I bake cookies all year long, so my friends and family call me the "Cookie Lady"! Whenever I bake these for Christmas, I make three batches...one to keep at home for my husband and two to give as gifts.
- 1 cup butter, softened
- 1 cup shortening
- 1 cup sugar
- 1 cup confectioners' sugar
- 2 large eggs
- 2 teaspoons vanilla extract
- 4 cups all-purpose flour
- 1 teaspoon cream of tartar
- 1 teaspoon grated lemon peel
- 1/2 teaspoon salt
- 3/4 cup dried cranberries
- 2/3 cup butter, softened
- 2-3/4 cups confectioners' sugar
- 1/4 cup 2% milk
- 1-1/4 teaspoons grated lemon peel
- In a large bowl, cream the butter, shortening and sugars until light and fluffy. Add eggs, one at a time, beating well after each addition.
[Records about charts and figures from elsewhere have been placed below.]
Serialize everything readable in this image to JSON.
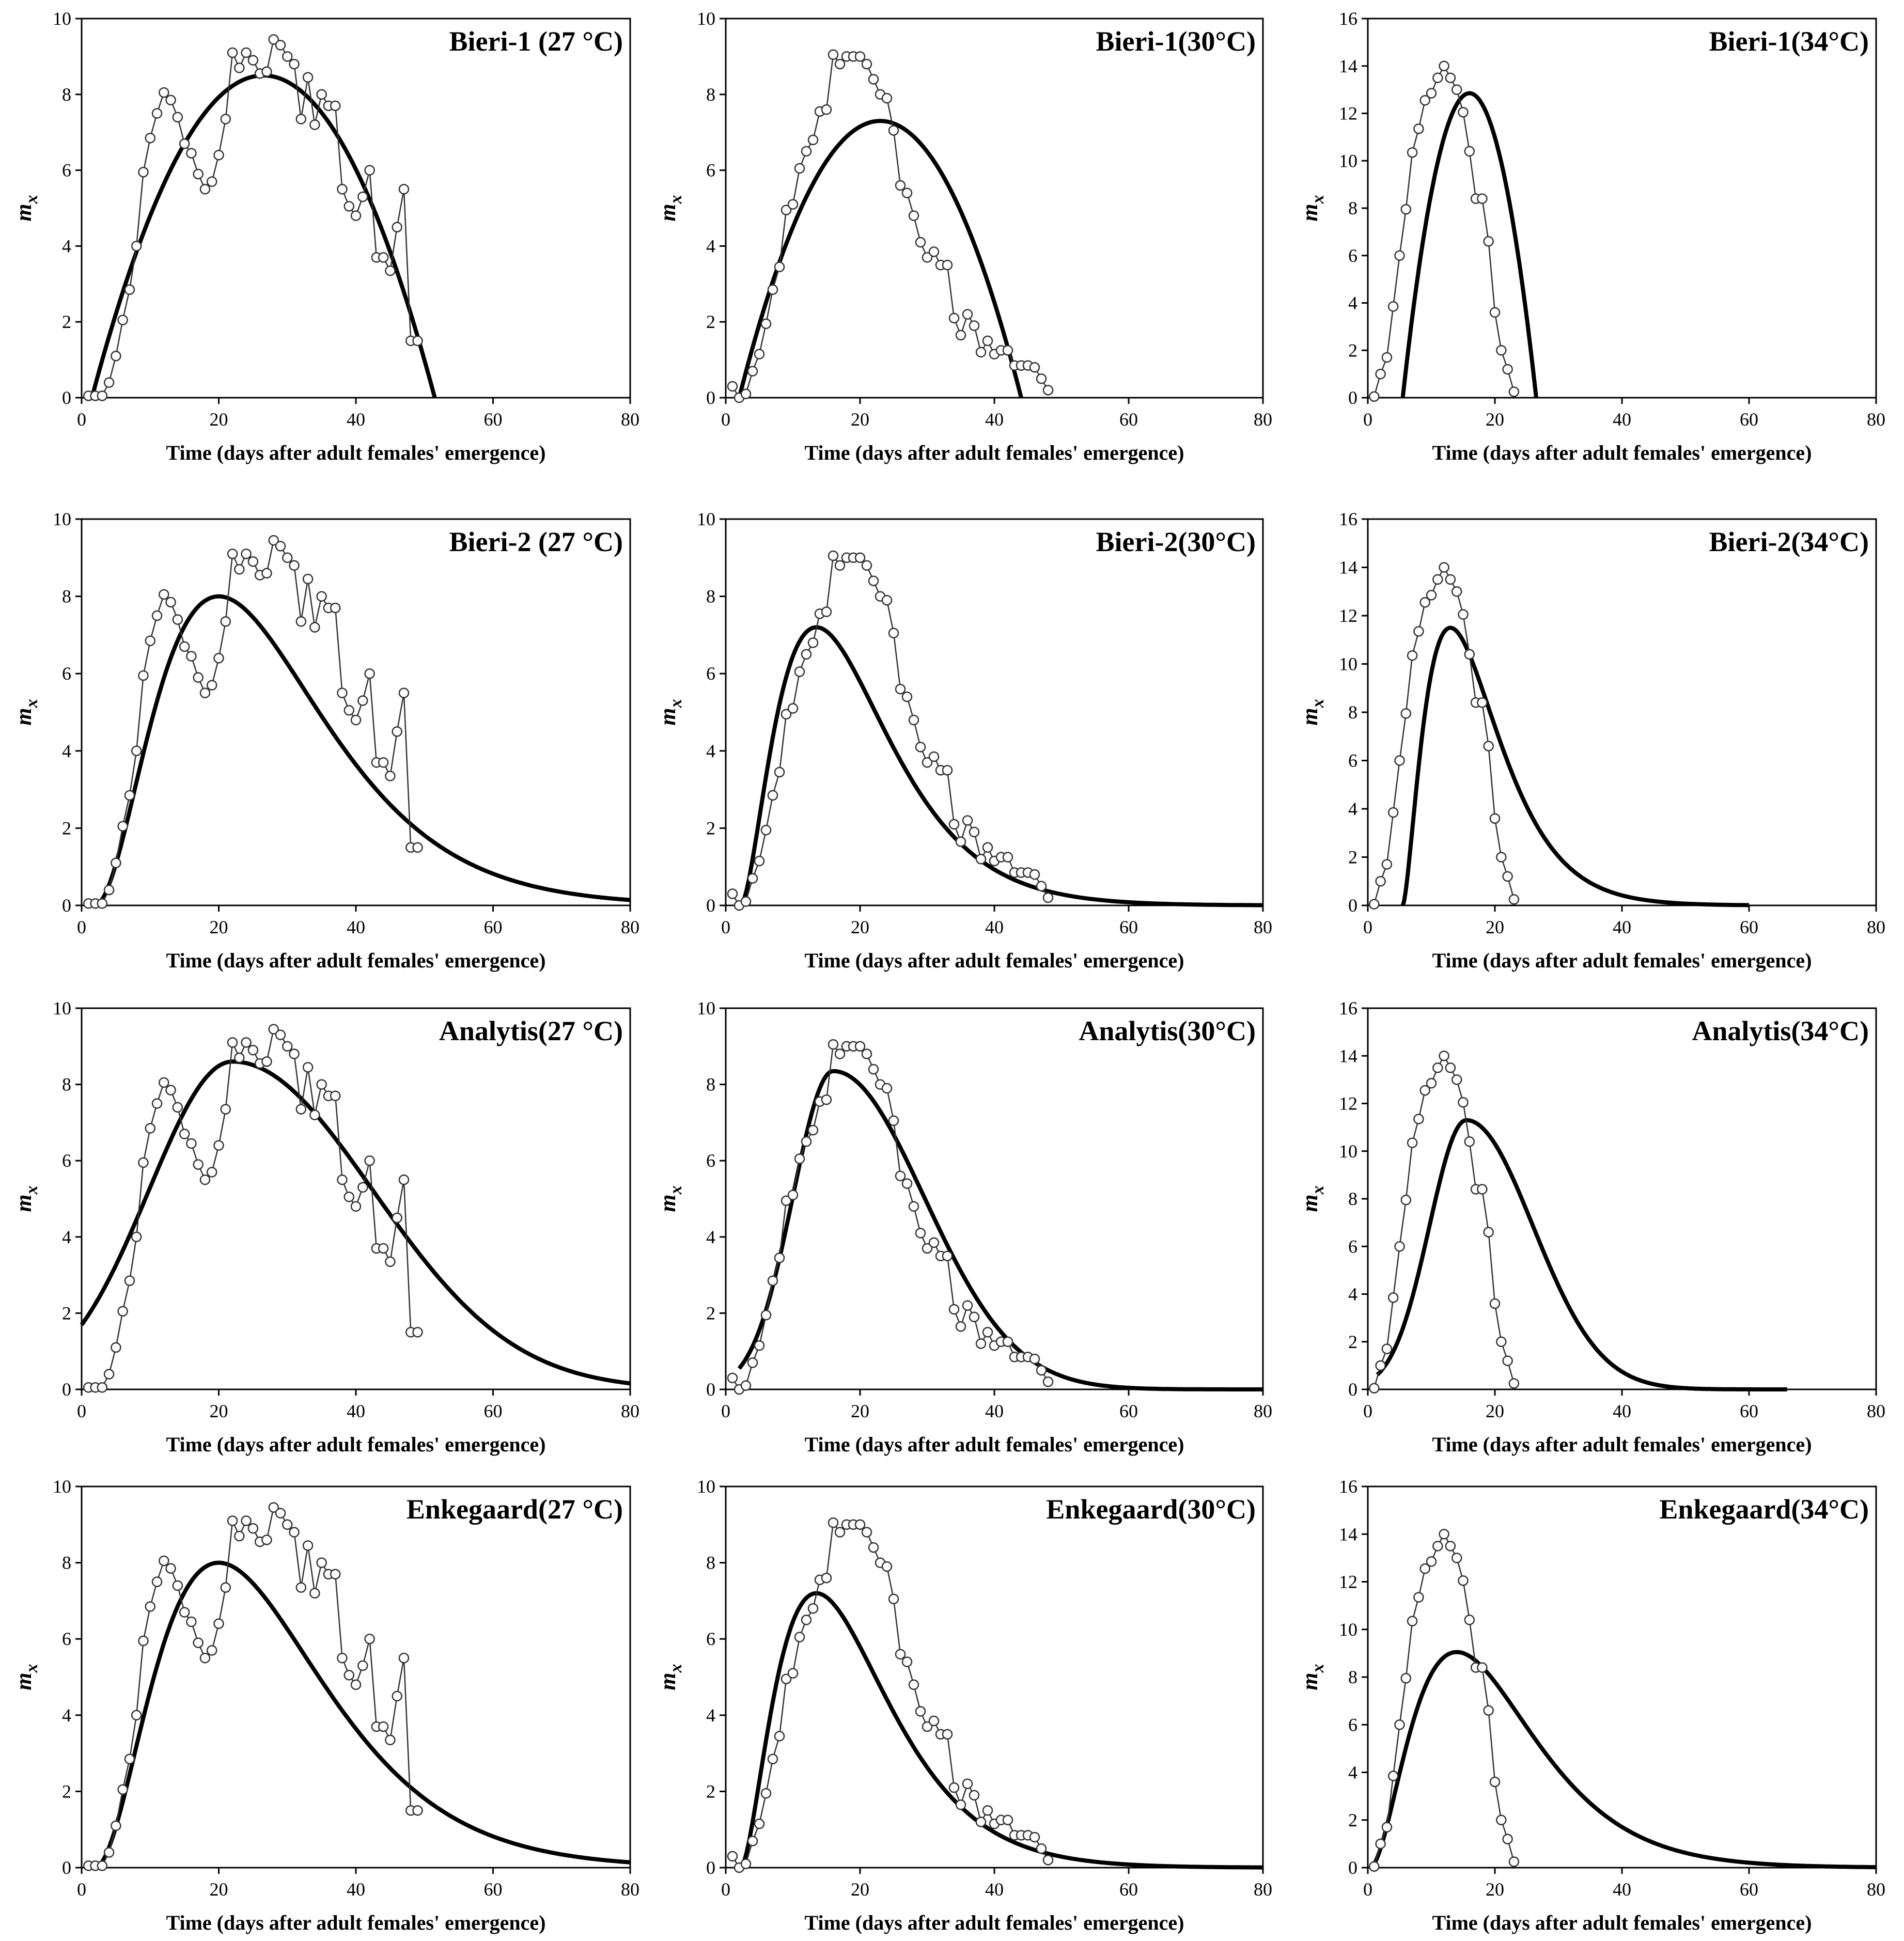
{
  "figure": {
    "y_axis_symbol": "m",
    "y_axis_subscript": "x"
  },
  "colors": {
    "observed": "#333333",
    "fit": "#000000",
    "marker_fill": "#ffffff",
    "frame": "#000000"
  },
  "observed": {
    "t27": [
      1,
      2,
      3,
      4,
      5,
      6,
      7,
      8,
      9,
      10,
      11,
      12,
      13,
      14,
      15,
      16,
      17,
      18,
      19,
      20,
      21,
      22,
      23,
      24,
      25,
      26,
      27,
      28,
      29,
      30,
      31,
      32,
      33,
      34,
      35,
      36,
      37,
      38,
      39,
      40,
      41,
      42,
      43,
      44,
      45,
      46,
      47,
      48,
      49
    ],
    "m27": [
      0.05,
      0.05,
      0.05,
      0.4,
      1.1,
      2.05,
      2.85,
      4.0,
      5.95,
      6.85,
      7.5,
      8.05,
      7.85,
      7.4,
      6.7,
      6.45,
      5.9,
      5.5,
      5.7,
      6.4,
      7.35,
      9.1,
      8.7,
      9.1,
      8.9,
      8.55,
      8.6,
      9.45,
      9.3,
      9.0,
      8.8,
      7.35,
      8.45,
      7.2,
      8.0,
      7.7,
      7.7,
      5.5,
      5.05,
      4.8,
      5.3,
      6.0,
      3.7,
      3.7,
      3.35,
      4.5,
      5.5,
      1.5,
      1.5
    ],
    "t30": [
      1,
      2,
      3,
      4,
      5,
      6,
      7,
      8,
      9,
      10,
      11,
      12,
      13,
      14,
      15,
      16,
      17,
      18,
      19,
      20,
      21,
      22,
      23,
      24,
      25,
      26,
      27,
      28,
      29,
      30,
      31,
      32,
      33,
      34,
      35,
      36,
      37,
      38,
      39,
      40,
      41,
      42,
      43,
      44,
      45,
      46,
      47,
      48
    ],
    "m30": [
      0.3,
      0.0,
      0.1,
      0.7,
      1.15,
      1.95,
      2.85,
      3.45,
      4.95,
      5.1,
      6.05,
      6.5,
      6.8,
      7.55,
      7.6,
      9.05,
      8.8,
      9.0,
      9.0,
      9.0,
      8.8,
      8.4,
      8.0,
      7.9,
      7.05,
      5.6,
      5.4,
      4.8,
      4.1,
      3.7,
      3.85,
      3.5,
      3.5,
      2.1,
      1.65,
      2.2,
      1.9,
      1.2,
      1.5,
      1.15,
      1.25,
      1.25,
      0.85,
      0.85,
      0.85,
      0.8,
      0.5,
      0.2
    ],
    "t34": [
      1,
      2,
      3,
      4,
      5,
      6,
      7,
      8,
      9,
      10,
      11,
      12,
      13,
      14,
      15,
      16,
      17,
      18,
      19,
      20,
      21,
      22,
      23
    ],
    "m34": [
      0.05,
      1.0,
      1.7,
      3.85,
      6.0,
      7.95,
      10.35,
      11.35,
      12.55,
      12.85,
      13.5,
      14.0,
      13.5,
      13.0,
      12.05,
      10.4,
      8.4,
      8.4,
      6.6,
      3.6,
      2.0,
      1.2,
      0.25
    ]
  },
  "chart_data": [
    {
      "type": "line",
      "title": "Bieri-1 (27 °C)",
      "xlabel": "Time (days after adult females' emergence)",
      "ylabel": "m",
      "ylabel_sub": "x",
      "xlim": [
        0,
        80
      ],
      "ylim": [
        0,
        10
      ],
      "xticks": [
        0,
        20,
        40,
        60,
        80
      ],
      "yticks": [
        0,
        2,
        4,
        6,
        8,
        10
      ],
      "series": [
        {
          "name": "observed",
          "ref": "27"
        },
        {
          "name": "fitted",
          "model": "quad",
          "params": {
            "a": 1.5,
            "b": 51.5,
            "peak": 8.5
          }
        }
      ]
    },
    {
      "type": "line",
      "title": "Bieri-1(30°C)",
      "xlabel": "Time (days after adult females' emergence)",
      "ylabel": "m",
      "ylabel_sub": "x",
      "xlim": [
        0,
        80
      ],
      "ylim": [
        0,
        10
      ],
      "xticks": [
        0,
        20,
        40,
        60,
        80
      ],
      "yticks": [
        0,
        2,
        4,
        6,
        8,
        10
      ],
      "series": [
        {
          "name": "observed",
          "ref": "30"
        },
        {
          "name": "fitted",
          "model": "quad",
          "params": {
            "a": 2,
            "b": 44,
            "peak": 7.3
          }
        }
      ]
    },
    {
      "type": "line",
      "title": "Bieri-1(34°C)",
      "xlabel": "Time (days after adult females' emergence)",
      "ylabel": "m",
      "ylabel_sub": "x",
      "xlim": [
        0,
        80
      ],
      "ylim": [
        0,
        16
      ],
      "xticks": [
        0,
        20,
        40,
        60,
        80
      ],
      "yticks": [
        0,
        2,
        4,
        6,
        8,
        10,
        12,
        14,
        16
      ],
      "series": [
        {
          "name": "observed",
          "ref": "34"
        },
        {
          "name": "fitted",
          "model": "quad",
          "params": {
            "a": 5.5,
            "b": 26.5,
            "peak": 12.85
          }
        }
      ]
    },
    {
      "type": "line",
      "title": "Bieri-2 (27 °C)",
      "xlabel": "Time (days after adult females' emergence)",
      "ylabel": "m",
      "ylabel_sub": "x",
      "xlim": [
        0,
        80
      ],
      "ylim": [
        0,
        10
      ],
      "xticks": [
        0,
        20,
        40,
        60,
        80
      ],
      "yticks": [
        0,
        2,
        4,
        6,
        8,
        10
      ],
      "series": [
        {
          "name": "observed",
          "ref": "27"
        },
        {
          "name": "fitted",
          "model": "gamma",
          "params": {
            "t0": 1.8,
            "tp": 20,
            "peak": 8.0,
            "k": 2.2,
            "xend": 80
          }
        }
      ]
    },
    {
      "type": "line",
      "title": "Bieri-2(30°C)",
      "xlabel": "Time (days after adult females' emergence)",
      "ylabel": "m",
      "ylabel_sub": "x",
      "xlim": [
        0,
        80
      ],
      "ylim": [
        0,
        10
      ],
      "xticks": [
        0,
        20,
        40,
        60,
        80
      ],
      "yticks": [
        0,
        2,
        4,
        6,
        8,
        10
      ],
      "series": [
        {
          "name": "observed",
          "ref": "30"
        },
        {
          "name": "fitted",
          "model": "gamma",
          "params": {
            "t0": 2.2,
            "tp": 13.5,
            "peak": 7.2,
            "k": 1.8,
            "xend": 80
          }
        }
      ]
    },
    {
      "type": "line",
      "title": "Bieri-2(34°C)",
      "xlabel": "Time (days after adult females' emergence)",
      "ylabel": "m",
      "ylabel_sub": "x",
      "xlim": [
        0,
        80
      ],
      "ylim": [
        0,
        16
      ],
      "xticks": [
        0,
        20,
        40,
        60,
        80
      ],
      "yticks": [
        0,
        2,
        4,
        6,
        8,
        10,
        12,
        14,
        16
      ],
      "series": [
        {
          "name": "observed",
          "ref": "34"
        },
        {
          "name": "fitted",
          "model": "gamma",
          "params": {
            "t0": 5.5,
            "tp": 13,
            "peak": 11.5,
            "k": 1.6,
            "xend": 60
          }
        }
      ]
    },
    {
      "type": "line",
      "title": "Analytis(27 °C)",
      "xlabel": "Time (days after adult females' emergence)",
      "ylabel": "m",
      "ylabel_sub": "x",
      "xlim": [
        0,
        80
      ],
      "ylim": [
        0,
        10
      ],
      "xticks": [
        0,
        20,
        40,
        60,
        80
      ],
      "yticks": [
        0,
        2,
        4,
        6,
        8,
        10
      ],
      "series": [
        {
          "name": "observed",
          "ref": "27"
        },
        {
          "name": "fitted",
          "model": "gauss",
          "params": {
            "t0": 0,
            "tp": 22,
            "peak": 8.6,
            "sl": 12.2,
            "sr": 20.5,
            "xend": 80
          }
        }
      ]
    },
    {
      "type": "line",
      "title": "Analytis(30°C)",
      "xlabel": "Time (days after adult females' emergence)",
      "ylabel": "m",
      "ylabel_sub": "x",
      "xlim": [
        0,
        80
      ],
      "ylim": [
        0,
        10
      ],
      "xticks": [
        0,
        20,
        40,
        60,
        80
      ],
      "yticks": [
        0,
        2,
        4,
        6,
        8,
        10
      ],
      "series": [
        {
          "name": "observed",
          "ref": "30"
        },
        {
          "name": "fitted",
          "model": "gauss",
          "params": {
            "t0": 2,
            "tp": 16,
            "peak": 8.35,
            "sl": 6.0,
            "sr": 13.5,
            "xend": 80
          }
        }
      ]
    },
    {
      "type": "line",
      "title": "Analytis(34°C)",
      "xlabel": "Time (days after adult females' emergence)",
      "ylabel": "m",
      "ylabel_sub": "x",
      "xlim": [
        0,
        80
      ],
      "ylim": [
        0,
        16
      ],
      "xticks": [
        0,
        20,
        40,
        60,
        80
      ],
      "yticks": [
        0,
        2,
        4,
        6,
        8,
        10,
        12,
        14,
        16
      ],
      "series": [
        {
          "name": "observed",
          "ref": "34"
        },
        {
          "name": "fitted",
          "model": "gauss",
          "params": {
            "t0": 1.5,
            "tp": 15.5,
            "peak": 11.3,
            "sl": 5.8,
            "sr": 10.5,
            "xend": 66
          }
        }
      ]
    },
    {
      "type": "line",
      "title": "Enkegaard(27 °C)",
      "xlabel": "Time (days after adult females' emergence)",
      "ylabel": "m",
      "ylabel_sub": "x",
      "xlim": [
        0,
        80
      ],
      "ylim": [
        0,
        10
      ],
      "xticks": [
        0,
        20,
        40,
        60,
        80
      ],
      "yticks": [
        0,
        2,
        4,
        6,
        8,
        10
      ],
      "series": [
        {
          "name": "observed",
          "ref": "27"
        },
        {
          "name": "fitted",
          "model": "gamma",
          "params": {
            "t0": 1.8,
            "tp": 20,
            "peak": 8.0,
            "k": 2.2,
            "xend": 80
          }
        }
      ]
    },
    {
      "type": "line",
      "title": "Enkegaard(30°C)",
      "xlabel": "Time (days after adult females' emergence)",
      "ylabel": "m",
      "ylabel_sub": "x",
      "xlim": [
        0,
        80
      ],
      "ylim": [
        0,
        10
      ],
      "xticks": [
        0,
        20,
        40,
        60,
        80
      ],
      "yticks": [
        0,
        2,
        4,
        6,
        8,
        10
      ],
      "series": [
        {
          "name": "observed",
          "ref": "30"
        },
        {
          "name": "fitted",
          "model": "gamma",
          "params": {
            "t0": 2.2,
            "tp": 13.5,
            "peak": 7.2,
            "k": 1.8,
            "xend": 80
          }
        }
      ]
    },
    {
      "type": "line",
      "title": "Enkegaard(34°C)",
      "xlabel": "Time (days after adult females' emergence)",
      "ylabel": "m",
      "ylabel_sub": "x",
      "xlim": [
        0,
        80
      ],
      "ylim": [
        0,
        16
      ],
      "xticks": [
        0,
        20,
        40,
        60,
        80
      ],
      "yticks": [
        0,
        2,
        4,
        6,
        8,
        10,
        12,
        14,
        16
      ],
      "series": [
        {
          "name": "observed",
          "ref": "34"
        },
        {
          "name": "fitted",
          "model": "gamma",
          "params": {
            "t0": 0.3,
            "tp": 14,
            "peak": 9.05,
            "k": 2.0,
            "xend": 80
          }
        }
      ]
    }
  ]
}
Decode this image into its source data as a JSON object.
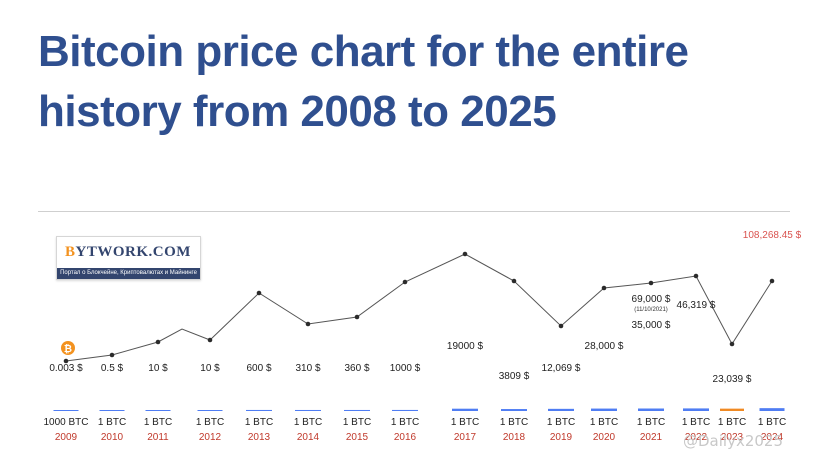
{
  "title": "Bitcoin price chart for the entire history from 2008 to 2025",
  "logo": {
    "name_b": "B",
    "name_rest": "YTWORK.COM",
    "tagline": "Портал о Блокчейне, Криптовалютах и Майнинге"
  },
  "watermark": "@Dailyx2025",
  "colors": {
    "title": "#2f4f8f",
    "bar": "#4f7df3",
    "bar_highlight": "#f08a24",
    "year": "#c0392b",
    "line": "#555555",
    "bitcoin_orange": "#f3921f"
  },
  "chart_data": {
    "type": "bar",
    "categories": [
      "2009",
      "2010",
      "2011",
      "2012",
      "2013",
      "2014",
      "2015",
      "2016",
      "2017",
      "2018",
      "2019",
      "2020",
      "2021",
      "2022",
      "2023",
      "2024"
    ],
    "values": [
      0.003,
      0.5,
      10,
      10,
      600,
      310,
      360,
      1000,
      19000,
      3809,
      12069,
      28000,
      35000,
      46319,
      23039,
      108268.45
    ],
    "price_labels": [
      "0.003 $",
      "0.5 $",
      "10 $",
      "10 $",
      "600 $",
      "310 $",
      "360 $",
      "1000 $",
      "19000 $",
      "3809 $",
      "12,069 $",
      "28,000 $",
      "35,000 $",
      "46,319 $",
      "23,039 $",
      "108,268.45 $"
    ],
    "unit_labels": [
      "1000 BTC",
      "1 BTC",
      "1 BTC",
      "1 BTC",
      "1 BTC",
      "1 BTC",
      "1 BTC",
      "1 BTC",
      "1 BTC",
      "1 BTC",
      "1 BTC",
      "1 BTC",
      "1 BTC",
      "1 BTC",
      "1 BTC",
      "1 BTC"
    ],
    "highlight_index": 14,
    "annotation": {
      "value": "69,000 $",
      "date": "(11/10/2021)"
    },
    "trend_line": "decorative connecting line between markers above the bars"
  }
}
Beat in vanilla. Combine the flour, cream of tartar, lemon peel and salt; gradually add to the creamed mixture and mix well. Stir in cranberries. Cover and refrigerate for 2 hours or until easy to handle.
- Roll into 1-in. balls. Place 2 in. apart on ungreased baking sheets. Flatten with a glass dipped in sugar. Bake at 350° for 12-14 minutes or until edges are lightly browned. Remove to wire racks to cool.
- In a small bowl, combine the filling ingredients; beat until smooth. Spread on the bottoms of half of the cookies; top with remaining cookies. Yield: about 4-1/2 dozen.
Originally published as Cranberry Lemon Sandwiches in Best of Country Cookies 1999, p100
Sweet White Wine
Enjoy this recipe with a sweet white wine such as Moscato or a sweet Riesling.